Furious, Dale kicked at the heap of refuse. Then he walked to the Quonset, dug around in the debris, and found an old leaf rake, a regular rake, and a shovel. He returned to the pile. Methodically, he cleared away the drug-cooking garbage until he revealed a square of railroad ties buried in the weeds.

The sand was damp from the rain and it was easy to spade up the thistles and burdock. Then he raked them in a pile and flung them away.

Sweating now, breathing heavy, he spaded over the sand, ran the rake through it until he had excavated several strata of buried refuse: old pop bottle caps, a spoon, one of his sister’s Barbie dolls.

He snatched up the brown plastic figurine and slowly snapped off the arms, then the legs, and finally the head. He hurled the pieces away.

Then he sat down on the ties and removed his boots and mismatched socks and stuck his bare feet in the clean raked sand. He wiggled his toes.

Dad had built the sandbox for him when he was four.

Slowly Dale shaped two squat castle towers in the sand. The damp sand set up well as he carefully smoothed off the tops, making them round and symmetrical. He took a can of Coke from his pack, opened it, and sat hunched forward, staring at the sand castles and sipping the Coke.

When he finished the soda, he threw the empty can toward the pile of crud he’d raked from the sandbox. Then he reached into his pack and took out a small yellow precision-die-cast replica of a John Deere front-loader.

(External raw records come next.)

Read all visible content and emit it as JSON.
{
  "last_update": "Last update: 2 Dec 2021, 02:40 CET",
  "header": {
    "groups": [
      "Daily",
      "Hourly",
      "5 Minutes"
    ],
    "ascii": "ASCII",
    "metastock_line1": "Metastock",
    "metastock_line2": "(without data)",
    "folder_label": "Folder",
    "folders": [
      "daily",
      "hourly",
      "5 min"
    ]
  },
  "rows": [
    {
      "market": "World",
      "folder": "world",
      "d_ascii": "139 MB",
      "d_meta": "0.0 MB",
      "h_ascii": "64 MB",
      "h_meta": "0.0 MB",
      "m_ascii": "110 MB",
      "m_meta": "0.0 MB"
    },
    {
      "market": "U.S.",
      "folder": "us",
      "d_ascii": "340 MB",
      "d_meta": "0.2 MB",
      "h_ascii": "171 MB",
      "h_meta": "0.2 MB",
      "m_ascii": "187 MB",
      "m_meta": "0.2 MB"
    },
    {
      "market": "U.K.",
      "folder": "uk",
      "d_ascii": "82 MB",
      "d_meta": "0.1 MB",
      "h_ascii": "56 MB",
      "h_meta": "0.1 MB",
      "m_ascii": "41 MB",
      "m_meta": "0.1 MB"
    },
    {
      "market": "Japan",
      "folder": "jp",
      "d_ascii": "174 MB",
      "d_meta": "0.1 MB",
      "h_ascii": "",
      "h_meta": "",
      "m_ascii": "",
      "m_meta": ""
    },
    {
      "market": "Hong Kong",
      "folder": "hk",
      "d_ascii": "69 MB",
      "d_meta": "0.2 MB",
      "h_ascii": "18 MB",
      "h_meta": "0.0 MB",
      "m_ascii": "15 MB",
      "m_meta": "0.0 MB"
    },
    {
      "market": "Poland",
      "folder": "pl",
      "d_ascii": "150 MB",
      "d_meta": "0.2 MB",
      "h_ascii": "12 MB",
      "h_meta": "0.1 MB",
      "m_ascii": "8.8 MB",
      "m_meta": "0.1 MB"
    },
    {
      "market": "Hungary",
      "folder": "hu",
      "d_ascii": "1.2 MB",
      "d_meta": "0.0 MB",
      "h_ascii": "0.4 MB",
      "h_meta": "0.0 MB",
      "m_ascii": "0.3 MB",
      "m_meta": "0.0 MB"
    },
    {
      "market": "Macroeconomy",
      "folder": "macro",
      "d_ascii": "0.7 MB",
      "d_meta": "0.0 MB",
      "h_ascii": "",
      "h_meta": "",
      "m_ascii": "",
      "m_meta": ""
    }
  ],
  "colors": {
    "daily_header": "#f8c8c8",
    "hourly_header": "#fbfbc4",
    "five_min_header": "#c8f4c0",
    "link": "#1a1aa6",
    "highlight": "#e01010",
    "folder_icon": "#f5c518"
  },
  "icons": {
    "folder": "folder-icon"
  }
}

Not like the toys he’d owned as a kid, a collector’s item from Dad’s dealership-the same dealership whose demise he was presiding over. The tiny tractor had sat on a shelf at home.

In the basement, where Dale lived.

He bent over on all fours and ran the small vehicle back and forth in the clean sand. Then, in a sudden burst of rage he slammed the replica into the towers, smashing them.

“Kashuusshhewww!” he shouted, making explosive sounds as he grabbed double handfuls of sand and threw them into the air.

“Ka-boom.”

Chapter Sixteen

“Aw, God, what an asshole. You all right?” Nina raised her hand gingerly to Ace’s cheek, which was a little red where Broker had hit him.

“I’m fine. Good thing his hand was hurt. You see the bandage?”

Nina improvised. “Nailgun, slipped on him. He was putting new planks on the deck for Gull’s Retreat. That’s what we call Cabin Six.”

“Lucky me,” Ace said. “Otherwise he would have coldcocked me. I did not see that punch coming.”

“Ah, that one punch was all he had in him, ’cause I put him down pretty quick,” Gordy said triumphantly.

Ace eyed Gordy like he wasn’t real sure about that. He turned to Nina and said, “What was it you said your old man did?”

Ex -old man.” Nina arched her back.

“Yeah, yeah, I know, but what does he do ?” Ace said.

“What the fucker did was change on me. He was nice enough when we were getting to know each other, then I got pregnant, and we got married, and…ah, shit.” She waved a hand in disgust.

“No, I got that part. I mean what he does for a living. He don’t look like a guy who hangs in an office,” Ace said.

“That’s for sure. He gets a bad stomach in an office. He likes being outside. So he’s got this landscape gig besides the cabins.” An old reflex of protectiveness crept into her language, distancing, wary.

“What about before that?” Ace said, narrowing his eyes.

“Well…” Her eyes hardened up a bit. “There was some stuff he was into before I knew him. Just stories I heard, because he don’t really talk about it.” It came out tone perfect, sounding rehearsed in a way Ace and Gordy would understand. Couched lines used to answer questions that maybe cops had asked.

They were sitting at the bar. Ace and Gordy were drinking coffee. Nina rotated a tumbler in both hands. It was a seven-and-seven she’d poured herself, but about 95 percent ginger ale.